The Evans-Searles FT is just one of a whole class of related fluctuation theorems, which all have roughly analogous shape. Very vaguely this is:

$$ \begin{equation} \frac{P(A \rightarrow B)}{P(A \leftarrow B)} = \exp (\mathcal{F}) \end{equation} $$

For some $\mathcal{F}$ which quantifies the trajectory $A \rightarrow B$ and has the same magnitude but opposite sign for the anti-trajectory. As the system size increase (number of particles increases) or observation times increase it become almost impossibly unlikely to observe anti-trajectories and so second-law violations become all but statistically impossible.
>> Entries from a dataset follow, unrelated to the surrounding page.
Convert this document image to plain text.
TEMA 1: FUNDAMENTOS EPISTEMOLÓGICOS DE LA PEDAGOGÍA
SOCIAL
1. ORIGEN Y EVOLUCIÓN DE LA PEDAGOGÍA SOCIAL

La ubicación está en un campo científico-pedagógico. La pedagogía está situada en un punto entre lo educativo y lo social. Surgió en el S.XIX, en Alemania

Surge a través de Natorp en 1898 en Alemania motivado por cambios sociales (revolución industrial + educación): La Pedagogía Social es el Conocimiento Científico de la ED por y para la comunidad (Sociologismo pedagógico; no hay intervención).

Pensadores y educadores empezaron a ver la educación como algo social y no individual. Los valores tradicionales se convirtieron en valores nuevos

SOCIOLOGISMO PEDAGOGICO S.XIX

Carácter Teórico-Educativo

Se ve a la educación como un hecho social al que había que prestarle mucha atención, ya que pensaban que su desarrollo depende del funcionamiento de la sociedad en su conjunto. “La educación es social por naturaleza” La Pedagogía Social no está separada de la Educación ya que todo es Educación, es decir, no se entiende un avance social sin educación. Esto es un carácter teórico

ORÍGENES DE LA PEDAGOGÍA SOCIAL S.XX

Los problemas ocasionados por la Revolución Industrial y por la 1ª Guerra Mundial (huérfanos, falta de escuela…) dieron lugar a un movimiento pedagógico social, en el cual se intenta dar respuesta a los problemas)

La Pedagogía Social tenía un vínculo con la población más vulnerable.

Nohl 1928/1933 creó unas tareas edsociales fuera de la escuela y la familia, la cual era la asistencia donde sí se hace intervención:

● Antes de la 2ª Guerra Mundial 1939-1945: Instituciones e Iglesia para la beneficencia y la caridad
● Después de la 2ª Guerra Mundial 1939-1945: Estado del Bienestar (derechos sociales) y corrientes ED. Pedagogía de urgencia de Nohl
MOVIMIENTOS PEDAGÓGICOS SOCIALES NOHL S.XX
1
All of these results would be opposite if one assumption was changed. The assumption has been made that the system begins in some initial state and then evolves to a later state. If this was reversed, and the assumption is that the system evolves into some known state then we would instead see that the average dissipative term is negative. This highlights that the really fundamental reason for the time asymmetry is the nature of causality itself.

There seems to be two, related reasons to reject Loschmidt’s objection. Firstly, his anti-trajectories could be in some sense solutions to the equations of motion of a system, but in a chaotic system (thermodynamics) they would be so unstable as to hardly count as solutions at all and the probability of observing one for a macroscopic system is vanishingly small. In the space of all trajectories, an anti-trajectory has measure 0. Secondly, in our discussion of the Evans-Searle FT it became apparent that causality is the reason why time flows one way and not the other. It turns out that causality is a proper way to understand Boltzmann’s assertion of molecular chaos. By saying that the particles are uncorrelated going into the collision but correlated coming out he is implicitly stating the order of causation that we expect to be followed. The reason the arrow of time flows the way it does is because it is fundamentally an expression of logical causation.